Using Alerts in HQ to Manage Resources
The alerting functionality in HQ is one of the major pieces of the product. Once you understand HQ's monitoring functionality, the natural next step is being able to set alerts and be notified if/when anything exceeds the normal operating threshold.
Alerting is an important tool when it comes to managing resources. For this reason HQ's alerting engine was designed to be powerful, as well as flexible enough to allow for even the most demanding alerting and notification scenarios. The general steps for creating an alert are:
Determine which resource or resource type needs the alert
Example: A Tomcat server keeps crashing. You need to be alerted about the resource usage of this server as well as its availability.

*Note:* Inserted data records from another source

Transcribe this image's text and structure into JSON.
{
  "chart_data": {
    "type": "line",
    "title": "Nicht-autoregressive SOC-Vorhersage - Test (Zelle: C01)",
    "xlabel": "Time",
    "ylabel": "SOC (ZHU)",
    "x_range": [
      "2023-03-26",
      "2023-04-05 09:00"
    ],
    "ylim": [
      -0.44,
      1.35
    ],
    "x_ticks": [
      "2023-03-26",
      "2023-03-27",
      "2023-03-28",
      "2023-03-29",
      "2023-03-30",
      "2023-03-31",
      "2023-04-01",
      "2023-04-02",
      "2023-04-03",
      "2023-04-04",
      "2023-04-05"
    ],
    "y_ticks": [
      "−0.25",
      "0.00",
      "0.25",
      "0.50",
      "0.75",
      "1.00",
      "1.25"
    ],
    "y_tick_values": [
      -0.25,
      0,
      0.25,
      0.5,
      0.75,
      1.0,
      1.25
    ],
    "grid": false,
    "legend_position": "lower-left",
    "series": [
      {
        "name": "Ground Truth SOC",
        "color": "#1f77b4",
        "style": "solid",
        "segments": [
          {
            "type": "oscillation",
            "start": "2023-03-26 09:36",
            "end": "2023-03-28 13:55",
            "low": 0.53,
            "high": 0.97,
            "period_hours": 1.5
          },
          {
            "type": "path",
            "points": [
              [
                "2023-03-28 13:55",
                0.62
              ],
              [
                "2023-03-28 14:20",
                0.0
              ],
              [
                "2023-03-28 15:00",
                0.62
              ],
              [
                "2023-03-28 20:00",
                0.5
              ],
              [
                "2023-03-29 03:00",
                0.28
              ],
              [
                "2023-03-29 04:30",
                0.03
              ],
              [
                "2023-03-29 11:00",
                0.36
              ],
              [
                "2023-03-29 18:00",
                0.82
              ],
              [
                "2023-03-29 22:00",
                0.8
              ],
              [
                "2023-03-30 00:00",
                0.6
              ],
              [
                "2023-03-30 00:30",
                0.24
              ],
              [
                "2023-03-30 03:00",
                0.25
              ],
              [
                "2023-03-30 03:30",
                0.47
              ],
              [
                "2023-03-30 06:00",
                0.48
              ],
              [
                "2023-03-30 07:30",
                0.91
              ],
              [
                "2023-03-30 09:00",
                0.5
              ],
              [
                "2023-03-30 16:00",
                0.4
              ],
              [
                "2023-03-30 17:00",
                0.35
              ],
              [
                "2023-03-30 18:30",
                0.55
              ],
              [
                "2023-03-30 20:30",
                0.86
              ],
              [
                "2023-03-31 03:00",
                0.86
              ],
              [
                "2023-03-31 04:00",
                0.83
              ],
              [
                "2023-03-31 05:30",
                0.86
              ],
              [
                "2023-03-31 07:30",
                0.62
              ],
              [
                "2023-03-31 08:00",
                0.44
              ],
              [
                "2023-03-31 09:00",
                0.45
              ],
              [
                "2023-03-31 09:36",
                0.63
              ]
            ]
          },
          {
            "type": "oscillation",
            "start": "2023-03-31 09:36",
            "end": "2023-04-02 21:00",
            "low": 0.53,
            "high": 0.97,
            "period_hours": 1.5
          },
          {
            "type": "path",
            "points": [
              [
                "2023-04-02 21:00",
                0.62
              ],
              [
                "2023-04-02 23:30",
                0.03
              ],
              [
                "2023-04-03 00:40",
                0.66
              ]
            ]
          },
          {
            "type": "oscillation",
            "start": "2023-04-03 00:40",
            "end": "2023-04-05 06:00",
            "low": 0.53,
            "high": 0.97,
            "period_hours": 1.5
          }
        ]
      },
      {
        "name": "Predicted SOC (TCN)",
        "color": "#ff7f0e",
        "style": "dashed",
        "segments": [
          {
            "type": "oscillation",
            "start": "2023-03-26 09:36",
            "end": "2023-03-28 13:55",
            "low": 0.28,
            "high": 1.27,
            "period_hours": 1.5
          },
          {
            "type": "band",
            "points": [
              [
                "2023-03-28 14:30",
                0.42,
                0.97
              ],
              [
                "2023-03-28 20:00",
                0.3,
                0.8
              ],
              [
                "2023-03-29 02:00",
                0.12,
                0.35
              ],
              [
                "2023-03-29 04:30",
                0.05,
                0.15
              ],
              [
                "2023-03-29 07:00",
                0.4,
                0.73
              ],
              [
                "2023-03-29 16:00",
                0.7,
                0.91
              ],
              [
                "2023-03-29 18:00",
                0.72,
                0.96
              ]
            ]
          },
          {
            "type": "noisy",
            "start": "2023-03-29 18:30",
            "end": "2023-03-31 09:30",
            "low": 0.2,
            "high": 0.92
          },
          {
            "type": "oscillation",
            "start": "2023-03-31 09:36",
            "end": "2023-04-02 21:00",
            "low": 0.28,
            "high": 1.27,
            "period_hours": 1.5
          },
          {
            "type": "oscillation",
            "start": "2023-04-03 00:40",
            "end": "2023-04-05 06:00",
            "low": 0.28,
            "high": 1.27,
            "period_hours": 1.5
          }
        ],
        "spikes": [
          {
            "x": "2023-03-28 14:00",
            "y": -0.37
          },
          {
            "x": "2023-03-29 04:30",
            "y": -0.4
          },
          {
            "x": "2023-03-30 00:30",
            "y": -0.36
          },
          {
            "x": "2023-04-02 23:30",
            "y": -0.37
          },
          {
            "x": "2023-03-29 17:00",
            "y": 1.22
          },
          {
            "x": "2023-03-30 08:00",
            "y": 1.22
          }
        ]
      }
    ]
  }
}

Determine which metric(s) the alerts will be associated with
Our example Tomcat server appears to be exhausting its available memory and then crashing. Alerts should be put on the the metrics JVM Free Memory and Availability
Determine the threshold(s) where alerts will fire
A warning alert would be nice for when the JVM Free Memory gets low, so the threshold for that alert might be set at <10M. That could give you some time to investigate before your server crashes.
Then a high severity alert should be set for Availability <100%. That will let you know that your Tomcat server has gone down and needs immediate attention.
Determine when you want the alert to fire
Sometimes you need to know immediately when a critical event happens. Sometimes you want to be alerted if a specific event has been happening frequently over a specified period of time. HQ is flexible enough to allow these and many more alerting options.
In our example, perhaps you want to know about it only when the JVM Free Memory is <10M for 30 minutes during a period of one hour. Almost certainly, you'd want to know immediately when the server goes down.
Determine the action(s) to be taken
You'll want an email notification sent when the server gets low on free memory. An email to yourself might be appropriate, as well as an alert notification sent to the network operations center, so the on-duty administrator is notified.
Perhaps a simple restart of the server is all that is necessary to put things back on track when it crashes. HQ supports adding a control action as part of an alert event. You can have HQ send you email notification as well as restart the Tomcat server.